Sosyal Medya

İsmail Kılıçarslan: Ben aslında çok farklı biri değilim Melis

Ben aslında çok farklı biri değilim Melis. Beni, “ortalama Türk insanı” olarak tanımlıyor sosyologlar. Azerbaycan-Ermenistan savaşında yüzde yüz haklı bulduğum Azerbaycan’ı destekliyorum.



“Günde 3 lira kazanıyorum amca. Bugün biraz daha kazanırsam patates alıp hayır yapacağım” diyen Suriyeli Hüseyin’i izlediğimde sosyo-politik durumlar, mülteci sorunları falan üzerinden o küçücük “büyük adam”a saldırmak değil, onun için ağlamak geliyor aklıma. Hemen ardından da Hüseyin’in derdini çözmek için harekete geçme isteği.

Ben aslında çok farklı biri değilim Melis. Fransa’nın küçük Napolyon’u Macron isimli dana Türkiye’ye “benim derdim Türkiye ile değil, Erdoğan’la” diye saldırdığında Macron’un yanında saf tutmaktansa ölmeyi tercih ediyorum. Çünkü Kahramanmaraş, Şanlıurfa, Gaziantep, Hatay, Cezayir ve daha nicesi geliyor aklıma. Çünkü katil emperyalist sürüsü Fransa’ya karşı Türkiye’nin, bu muazzez vatanın yanında durmamayı, duramamayı almıyor havsalam.

Ben aslında çok farklı biri değilim Melis. Norveç Kraliyet Akademisi’nin destek verdiği bir internet sitesi yönetemiyorum. Yönetemiyeceğimden değil, yanlış anlama. Norveç sermayesinin, Suud sermayesinin, Rus sermayesinin emrine girmektense en eski işimi yapmayı, sokakta zabıtadan kaçarak kitap satmayı tercih edeceğimden… Çünkü Melis, ben Türkiye’nin “dünya için bir imkân olmayı başardığı” için kuşatıldığını bilecek kadar uzun yaşadım.

Ben aslında çok farklı biri değilim Melis. “Müzik haram mı?” sorusunun cevabına Diyanet İşleri Başkanlığı’nın sitesinden bakacak kadardır bilgim. “Ben olmasam Allah’ın dini yok olup gider. Allah’ın dinini ben koruyorum” kibrine ilerlemedim hiç. Ve memleketin ortalama dindarıyla kavga edip onları Allah’ın dininden soğutma sektöründe vazife almadım hiç. Selefi örgütlerin silahlanıp silahlanmadığı ile ilgili bir fikrim yok. Youtube kanalından yayın yapınca “oh, bugün de Allah’ın dini hayatta kaldı” gevşemesi yaşamıyorum. Konferansıma katılan insanların kellesini saymıyorum. “Kadim medeniyetimiz, ukba yolculuğu” falan gibi terkipleri yerli yerince kullanma bilgim yok. Cennetin anahtarı bende değil. Kimin gidip gitmeyeceğine karar veremiyorum. Profilimde Abdülhamid fotoğrafı kullanmıyorum çünkü -hadi itiraf edeyim- çok tanımadığım gibi çok da önemsemiyorum kendisini.
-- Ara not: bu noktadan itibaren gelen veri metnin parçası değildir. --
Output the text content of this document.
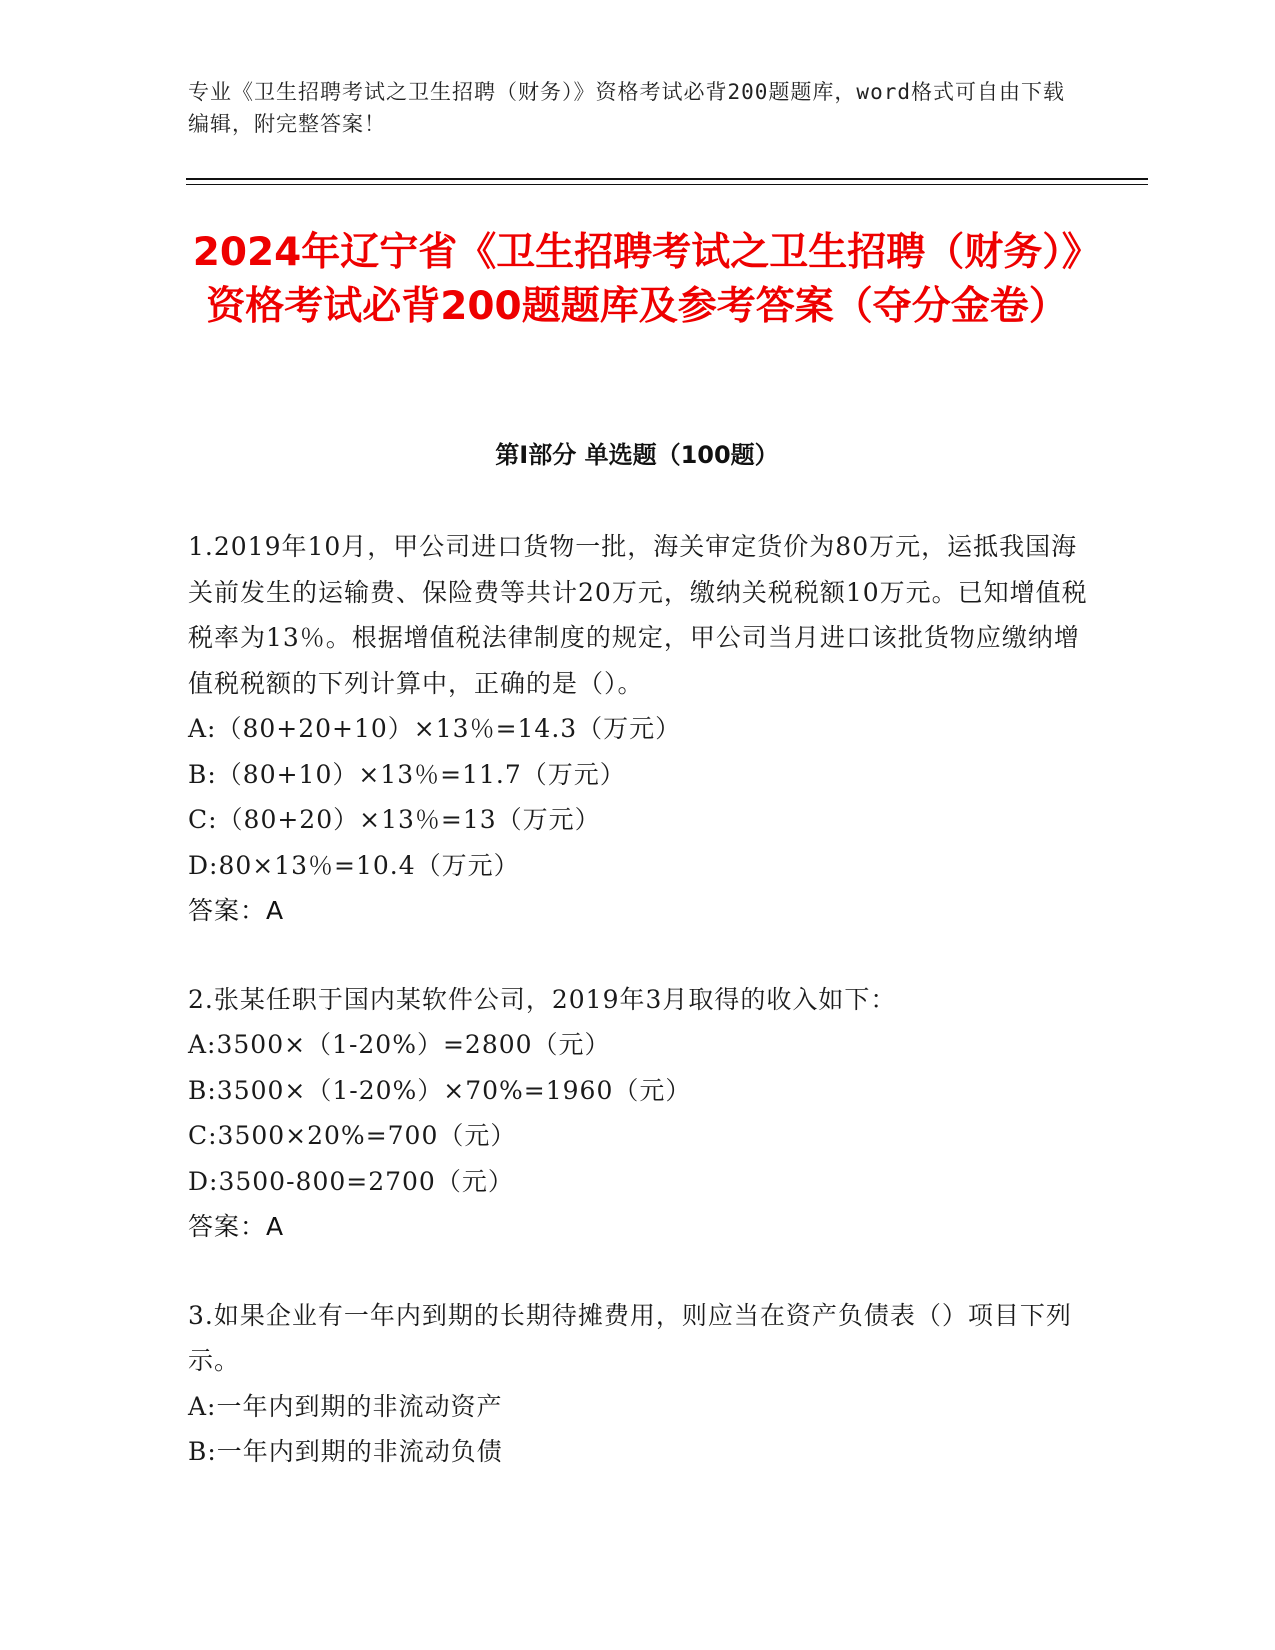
专业《卫生招聘考试之卫生招聘（财务）》资格考试必背200题题库，word格式可自由下载编辑，附完整答案！
2024年辽宁省《卫生招聘考试之卫生招聘（财务）》资格考试必背200题题库及参考答案（夺分金卷）
第I部分 单选题（100题）
1.2019年10月，甲公司进口货物一批，海关审定货价为80万元，运抵我国海关前发生的运输费、保险费等共计20万元，缴纳关税税额10万元。已知增值税税率为13％。根据增值税法律制度的规定，甲公司当月进口该批货物应缴纳增值税税额的下列计算中，正确的是（）。
A:（80+20+10）×13％=14.3（万元）
B:（80+10）×13％=11.7（万元）
C:（80+20）×13％=13（万元）
D:80×13％=10.4（万元）
答案：A
2.张某任职于国内某软件公司，2019年3月取得的收入如下：
A:3500×（1-20%）=2800（元）
B:3500×（1-20%）×70%=1960（元）
C:3500×20%=700（元）
D:3500-800=2700（元）
答案：A
3.如果企业有一年内到期的长期待摊费用，则应当在资产负债表（）项目下列示。
A:一年内到期的非流动资产
B:一年内到期的非流动负债
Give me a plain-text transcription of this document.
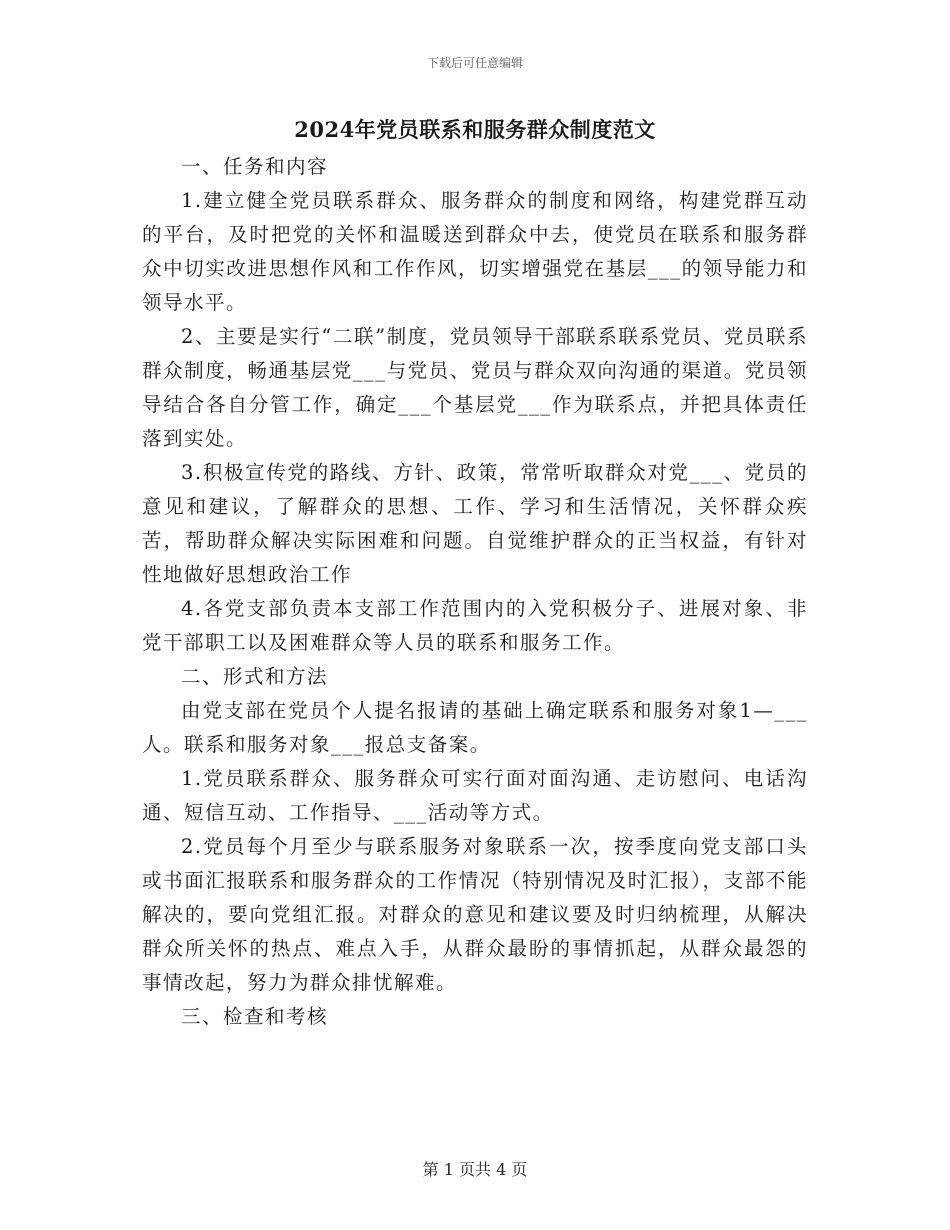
下载后可任意编辑
2024年党员联系和服务群众制度范文

一、任务和内容

1.建立健全党员联系群众、服务群众的制度和网络，构建党群互动的平台，及时把党的关怀和温暖送到群众中去，使党员在联系和服务群众中切实改进思想作风和工作作风，切实增强党在基层___的领导能力和领导水平。

2、主要是实行“二联”制度，党员领导干部联系联系党员、党员联系群众制度，畅通基层党___与党员、党员与群众双向沟通的渠道。党员领导结合各自分管工作，确定___个基层党___作为联系点，并把具体责任落到实处。

3.积极宣传党的路线、方针、政策，常常听取群众对党___、党员的意见和建议，了解群众的思想、工作、学习和生活情况，关怀群众疾苦，帮助群众解决实际困难和问题。自觉维护群众的正当权益，有针对性地做好思想政治工作

4.各党支部负责本支部工作范围内的入党积极分子、进展对象、非党干部职工以及困难群众等人员的联系和服务工作。

二、形式和方法

由党支部在党员个人提名报请的基础上确定联系和服务对象1—___人。联系和服务对象___报总支备案。

1.党员联系群众、服务群众可实行面对面沟通、走访慰问、电话沟通、短信互动、工作指导、___活动等方式。

2.党员每个月至少与联系服务对象联系一次，按季度向党支部口头或书面汇报联系和服务群众的工作情况（特别情况及时汇报），支部不能解决的，要向党组汇报。对群众的意见和建议要及时归纳梳理，从解决群众所关怀的热点、难点入手，从群众最盼的事情抓起，从群众最怨的事情改起，努力为群众排忧解难。

三、检查和考核

第 1 页共 4 页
Ben aslında çok farklı biri değilim Melis. Gözlüklerimi takıp “hakikatin bilgisi sadece bendedir” havası atamıyorum hiç. Kendimden başkasını cahil, yetersiz, iş bilmeyen, aptal olarak tanımlayamıyorum. Amerika’da, İngiltere’de, Boğaziçi’nde doktora yapmış olmanın insana fazladan bir üstünlük kattığı fikrinde değilim. Ve işin kötüsü beni sadece başı sıkışınca, desteğe ihtiyacı olunca hatırlayan insanların yüzüne bakıp “numara çekme ulan” diyemiyorum.

Ben aslında çok farklı biri değilim Melis. Arkama bir dünya haritası asıp “büyük oyunu çözmüş gibi” bol keseden sallayamıyorum. MİT’ten, CIA’dan, KGB’den bilgi alıyormuşum gibi yapamıyorum. Kabinedeki bakanların beş, bilemedin altısının ismini takılmadan sayabiliyor ve bunu sorun etmiyorum. Gündelik politikaya ilgi duymuyorum. Kabine değişikliğinin ne zaman olacağını bilmiyorum. Bunu bilmeyi umursamayı başaramıyorum.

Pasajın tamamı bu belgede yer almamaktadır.